Review

The Magnificent Seven

Director    Antoine Fuqua
Starring    Denzel Washington, Chris Pratt, Ethan Hawke, Byung-hun Lee, Vincent D'Onofrio, Haley Bennett, Peter Saarsgard
Release    23 SEP (US) 23 SEP (UK)    Certificate 15
3 stars

Ali Gray

14th September 2016

If you find yourself staring at the marketing for Sony's The Magnificent Seven thinking 'Who is this for?', then you're not alone: I've just seen it and I still don't know. It is an odd choice for such a straight-laced remake, particularly in the current age of the gender swap but PARTICULARLY because the Seven Samurai trope is the most well-worn story in cinematic history, having been remodelled in various forms over the years. We've enjoyed it in ronin form, as a western, told via science-fiction, remade as comedy and even reinvented with animated insects. They say each new generation deserves their own version of all the classic stories, and I daresay the 2016 adaptation of Magnificent 7 is the version this generation deserves: polished but still remarkably unremarkable.

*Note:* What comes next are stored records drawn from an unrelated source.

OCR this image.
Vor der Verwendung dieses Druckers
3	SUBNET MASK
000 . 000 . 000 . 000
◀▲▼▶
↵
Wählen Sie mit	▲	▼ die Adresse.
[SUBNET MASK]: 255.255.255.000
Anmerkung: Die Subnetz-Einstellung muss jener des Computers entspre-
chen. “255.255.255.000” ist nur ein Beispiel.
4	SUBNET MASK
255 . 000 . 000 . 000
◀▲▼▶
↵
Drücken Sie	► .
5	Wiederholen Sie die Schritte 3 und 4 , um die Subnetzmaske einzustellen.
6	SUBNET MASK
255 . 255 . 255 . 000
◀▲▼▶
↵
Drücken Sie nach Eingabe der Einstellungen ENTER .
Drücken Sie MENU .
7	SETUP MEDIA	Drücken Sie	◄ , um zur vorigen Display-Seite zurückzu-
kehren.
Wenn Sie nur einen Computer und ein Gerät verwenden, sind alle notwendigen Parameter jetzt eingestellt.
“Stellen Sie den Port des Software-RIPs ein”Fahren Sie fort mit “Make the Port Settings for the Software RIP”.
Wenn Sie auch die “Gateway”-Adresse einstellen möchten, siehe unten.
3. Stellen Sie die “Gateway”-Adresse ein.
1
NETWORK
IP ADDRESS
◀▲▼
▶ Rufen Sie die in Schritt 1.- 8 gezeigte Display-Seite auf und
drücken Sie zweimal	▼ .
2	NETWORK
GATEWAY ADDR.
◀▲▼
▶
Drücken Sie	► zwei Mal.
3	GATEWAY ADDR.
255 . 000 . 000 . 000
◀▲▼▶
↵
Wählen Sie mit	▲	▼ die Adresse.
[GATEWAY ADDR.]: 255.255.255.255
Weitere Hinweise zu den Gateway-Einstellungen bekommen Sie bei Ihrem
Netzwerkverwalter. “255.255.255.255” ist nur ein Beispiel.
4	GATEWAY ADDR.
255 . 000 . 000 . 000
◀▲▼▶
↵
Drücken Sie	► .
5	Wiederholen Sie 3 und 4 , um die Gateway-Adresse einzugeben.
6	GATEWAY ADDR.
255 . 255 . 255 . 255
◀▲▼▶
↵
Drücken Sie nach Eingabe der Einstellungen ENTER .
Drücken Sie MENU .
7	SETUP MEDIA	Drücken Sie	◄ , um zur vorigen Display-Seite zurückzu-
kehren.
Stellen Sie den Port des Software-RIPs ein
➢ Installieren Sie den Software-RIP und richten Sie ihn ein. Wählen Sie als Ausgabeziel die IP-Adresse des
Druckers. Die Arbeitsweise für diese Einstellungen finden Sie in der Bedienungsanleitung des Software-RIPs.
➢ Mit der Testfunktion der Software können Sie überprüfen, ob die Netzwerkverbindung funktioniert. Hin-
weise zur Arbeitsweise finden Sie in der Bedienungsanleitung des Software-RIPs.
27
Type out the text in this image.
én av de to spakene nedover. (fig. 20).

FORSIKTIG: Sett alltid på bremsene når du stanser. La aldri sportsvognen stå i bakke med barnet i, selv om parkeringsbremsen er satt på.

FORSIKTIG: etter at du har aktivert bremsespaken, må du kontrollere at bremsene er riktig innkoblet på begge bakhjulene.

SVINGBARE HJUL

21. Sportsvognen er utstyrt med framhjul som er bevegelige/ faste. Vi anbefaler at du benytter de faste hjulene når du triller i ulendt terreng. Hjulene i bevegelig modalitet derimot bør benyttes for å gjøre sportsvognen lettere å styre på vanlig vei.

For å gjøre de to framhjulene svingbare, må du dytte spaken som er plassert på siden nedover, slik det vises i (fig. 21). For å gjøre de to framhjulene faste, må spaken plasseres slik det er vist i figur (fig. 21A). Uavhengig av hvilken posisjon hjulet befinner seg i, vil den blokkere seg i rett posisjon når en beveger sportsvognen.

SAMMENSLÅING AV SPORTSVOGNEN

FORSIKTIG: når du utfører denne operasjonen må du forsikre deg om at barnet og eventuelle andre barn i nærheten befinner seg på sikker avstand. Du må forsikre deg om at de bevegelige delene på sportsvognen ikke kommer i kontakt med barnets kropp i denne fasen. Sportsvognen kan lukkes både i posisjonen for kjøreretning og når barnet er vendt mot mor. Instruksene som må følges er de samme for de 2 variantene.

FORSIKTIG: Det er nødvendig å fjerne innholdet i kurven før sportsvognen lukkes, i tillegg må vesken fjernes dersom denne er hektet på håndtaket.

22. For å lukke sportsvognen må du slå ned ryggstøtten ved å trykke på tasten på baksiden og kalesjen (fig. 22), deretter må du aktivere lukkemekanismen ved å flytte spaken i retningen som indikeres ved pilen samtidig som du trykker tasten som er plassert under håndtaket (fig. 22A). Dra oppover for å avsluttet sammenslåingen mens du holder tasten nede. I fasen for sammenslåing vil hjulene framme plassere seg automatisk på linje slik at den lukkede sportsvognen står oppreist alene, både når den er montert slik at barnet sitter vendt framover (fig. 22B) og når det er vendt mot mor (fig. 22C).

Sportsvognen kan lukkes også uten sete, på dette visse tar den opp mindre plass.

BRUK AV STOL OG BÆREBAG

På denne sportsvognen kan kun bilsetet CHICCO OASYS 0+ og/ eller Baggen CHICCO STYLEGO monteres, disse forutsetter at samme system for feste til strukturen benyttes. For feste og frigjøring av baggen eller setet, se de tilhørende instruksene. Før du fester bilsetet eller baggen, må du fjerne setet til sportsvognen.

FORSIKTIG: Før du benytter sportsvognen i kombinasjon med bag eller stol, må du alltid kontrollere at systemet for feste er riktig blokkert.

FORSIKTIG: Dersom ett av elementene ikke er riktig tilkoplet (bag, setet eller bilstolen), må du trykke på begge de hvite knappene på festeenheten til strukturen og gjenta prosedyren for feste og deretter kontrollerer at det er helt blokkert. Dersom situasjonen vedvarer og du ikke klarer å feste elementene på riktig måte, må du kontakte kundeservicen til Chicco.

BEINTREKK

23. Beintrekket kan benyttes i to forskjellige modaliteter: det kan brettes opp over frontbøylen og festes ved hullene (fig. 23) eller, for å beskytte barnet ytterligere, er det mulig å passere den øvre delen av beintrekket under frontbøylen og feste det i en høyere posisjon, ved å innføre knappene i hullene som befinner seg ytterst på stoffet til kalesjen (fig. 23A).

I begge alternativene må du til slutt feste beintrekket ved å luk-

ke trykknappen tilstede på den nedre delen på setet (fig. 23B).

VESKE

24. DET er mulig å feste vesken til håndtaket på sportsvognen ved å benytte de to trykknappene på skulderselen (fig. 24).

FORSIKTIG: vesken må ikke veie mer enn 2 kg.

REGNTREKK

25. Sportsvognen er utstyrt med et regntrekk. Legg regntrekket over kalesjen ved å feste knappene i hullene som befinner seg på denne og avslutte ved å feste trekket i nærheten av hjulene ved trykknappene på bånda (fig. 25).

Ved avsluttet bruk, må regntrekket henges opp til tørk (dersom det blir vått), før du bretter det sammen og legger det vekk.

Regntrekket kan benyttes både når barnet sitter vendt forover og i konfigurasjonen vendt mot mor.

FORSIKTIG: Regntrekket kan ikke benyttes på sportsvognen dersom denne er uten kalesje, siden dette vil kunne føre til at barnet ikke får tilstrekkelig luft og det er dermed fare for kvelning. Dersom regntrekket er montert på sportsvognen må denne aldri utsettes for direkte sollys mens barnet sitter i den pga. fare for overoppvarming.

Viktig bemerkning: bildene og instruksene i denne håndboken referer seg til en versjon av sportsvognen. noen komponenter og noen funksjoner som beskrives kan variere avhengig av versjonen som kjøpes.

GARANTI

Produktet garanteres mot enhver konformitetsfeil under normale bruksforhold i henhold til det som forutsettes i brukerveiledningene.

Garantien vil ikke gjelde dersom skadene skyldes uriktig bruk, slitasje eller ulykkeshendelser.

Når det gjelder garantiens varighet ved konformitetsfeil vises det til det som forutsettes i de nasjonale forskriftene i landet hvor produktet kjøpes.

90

So what's new? Having a black guy, Denzel Washington, as the lead mercenary kinda but doesn't really count as a story subversion, given that it influences very little save for a few funny looks as he rides into town. Although the Seven's ethnic balance is commendably diverse (there's a Mexican guy, a Native American guy and an Asian guy, offset by Ethan Hawke, the whitest man in the world) the band of heroes are predictably macho and relentlessly male. Would it have killed Antoine Fuqua to promote from within and give co-star Haley Bennett, cast here as the pre-requisite non-magnificent damsel in distress who turns out to be handy with a rifle, as one of the team? It'd certainly have made for a more interesting dynamic, unless one of the things you love about cinema in 2016 is tiresome male banter. Chris Pratt embodies here all the worst things about his Jurassic Park bore in one of his smuggest, most self-satisfied roles to date.

Once the initial set-up is dispensed with and twirly-moustached villain Peeteer Saarsgaaard vanishes for literally three weeks, Magnificent Seven races through all of the classic meat and potatoes western tropes in order to get to the final gun battle dessert. There's the 'training the useless villagers' montage. There's the 'working hard to pull together as one' montage. There are several 'you know why you're really taking this job dagnabbit' allusions that you know are going to come good come the final reveal. You quickly get the sense there is a very low ceiling on this movie, particularly on what the characters can do or say: there's little room for improvisation or invention.

SURPRISE VINCENT D'ONOFRIO BEARD ATTACK!!!


And then there's the showdown: a cacophonous climax where it seems the only aim was to top Hot Shots Part Deux's body count. It's impossible to know if it's any good or not. It's literally several hundred men getting shot off their horses in slightly different ways. Sometimes they're shot in the head. Sometimes in the stomach. Occasionally they're shot by arrow. Sometimes they fall of roofs. Not once does anyone pull out a lightsaber or burn it over the hill in a Sherman Tank or enter the fray piloting a giant mechanical spider. For shame. It is very much a shoot-out, in the old west, in a movie. Confirmed. Does that sound good to you? Then you'll probably love it.

Look, right, I am a total philistine: I haven't seen the original, nor have I seen Seven Samurai, and yes, my eyelids definitely started to droop during some of the slower scenes, because there are only so many scenes of people reinforcing doors with planks and frightened women holding babies that I can take. But I am a product of my generation: my attention span is OOH SQUIRREL and I need a USP if I'm going to be handing over that GBP. I enjoyed The Magnificent Seven but I've forgotten it already and I'm not even home from the cinema yet.